The doctors at UNC opened the Perinatal Mood Disorders Inpatient Program in the fall of 2008, as an extension of their outpatient clinic, the UNC Center for Women's Mood Disorders. In years prior, doctors there inevitably counseled women they felt needed hospitalization. Wanting a better treatment option, they'd convinced UNC hospital administrators to set up a small postpartum inpatient unit in a space carved out of the geriatric psychiatry wing. They then modeled their program on one in the United Kingdom, where, as in the rest of Europe and Australia, psychiatric mother-baby room-in units are more common.

When Meehan-Machos arrived there this past May, she was greeted by a hospital unit primed for moms. Her room -- one of five, four of them private -- had been painted cream and blue; a photo of white birch trees hung on the wall. There was a glider in the corner, in case she cared to nurse, and a lamp-lit desk for all the journal writing she'd be encouraged to do as part of her treatment. (Previously, says Dr. Bullard, the only decoration on the white walls had been a mounted box meant to hold disposable gloves.)

Ever the overachiever, Meehan-Machos initially assumed she'd pop in briefly, maybe for a couple days, then return home, all better. She was stunned to learn that the average stay at the unit lasts a week. (After discharge, women are followed by outpatient psychiatrists.)

"I don't want to be here on Mother's Day," she protested.

"It's just another day," Dr. Bullard replied. "It's more important that we get you well."

There were three other women hospitalized at the same time as Meehan-Machos. One had spent eight months depressed and another more than a year; the last had lost a baby at 16 weeks' gestation. Every weekday, they'd gather for three to four hours of therapy and education around the causes, symptoms, and toll of maternal depression.
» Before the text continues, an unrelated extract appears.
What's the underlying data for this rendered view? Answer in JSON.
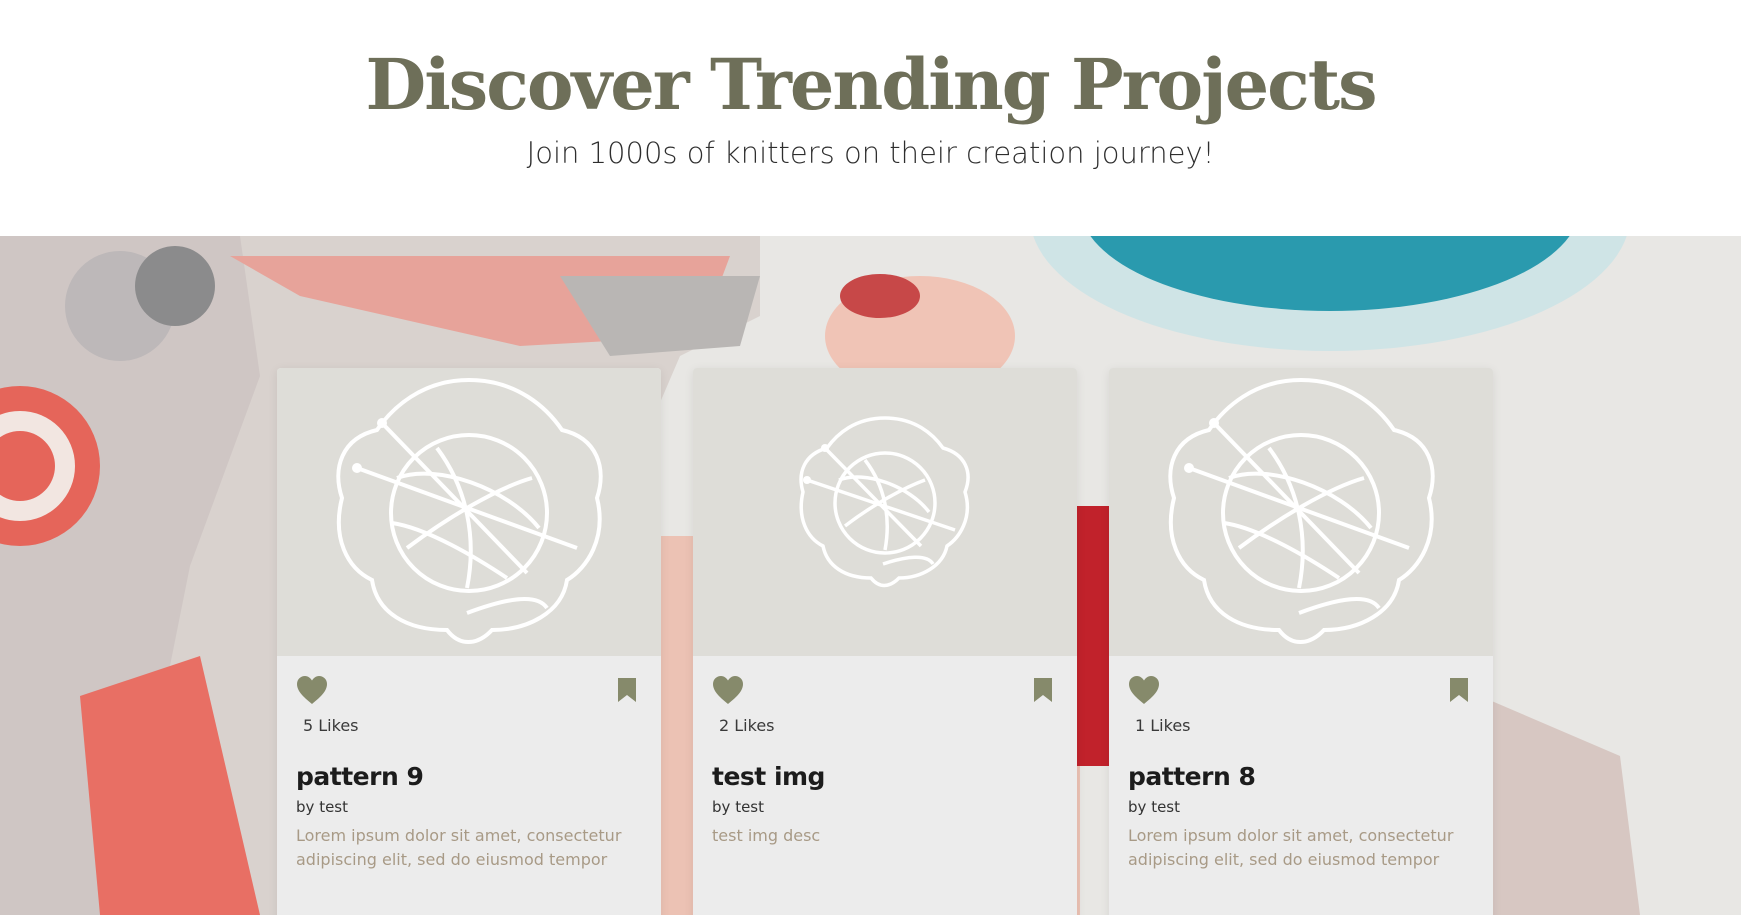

Spouses were often involved, and babies were welcome from 7 a.m. to 10 p.m., so doctors could witness mother-infant interaction. Daily readings gave voice to reflections about recovery, shame, and guilt. (One began, "I would never put my baby in the dishwasher. But I've thought about it.")

"It made me realize I wasn't the only one going through this," says Meehan-Machos.

Sitting on the couch in the group room, a Persian rug under her feet, the new mom revealed that just looking at her son made her nervous.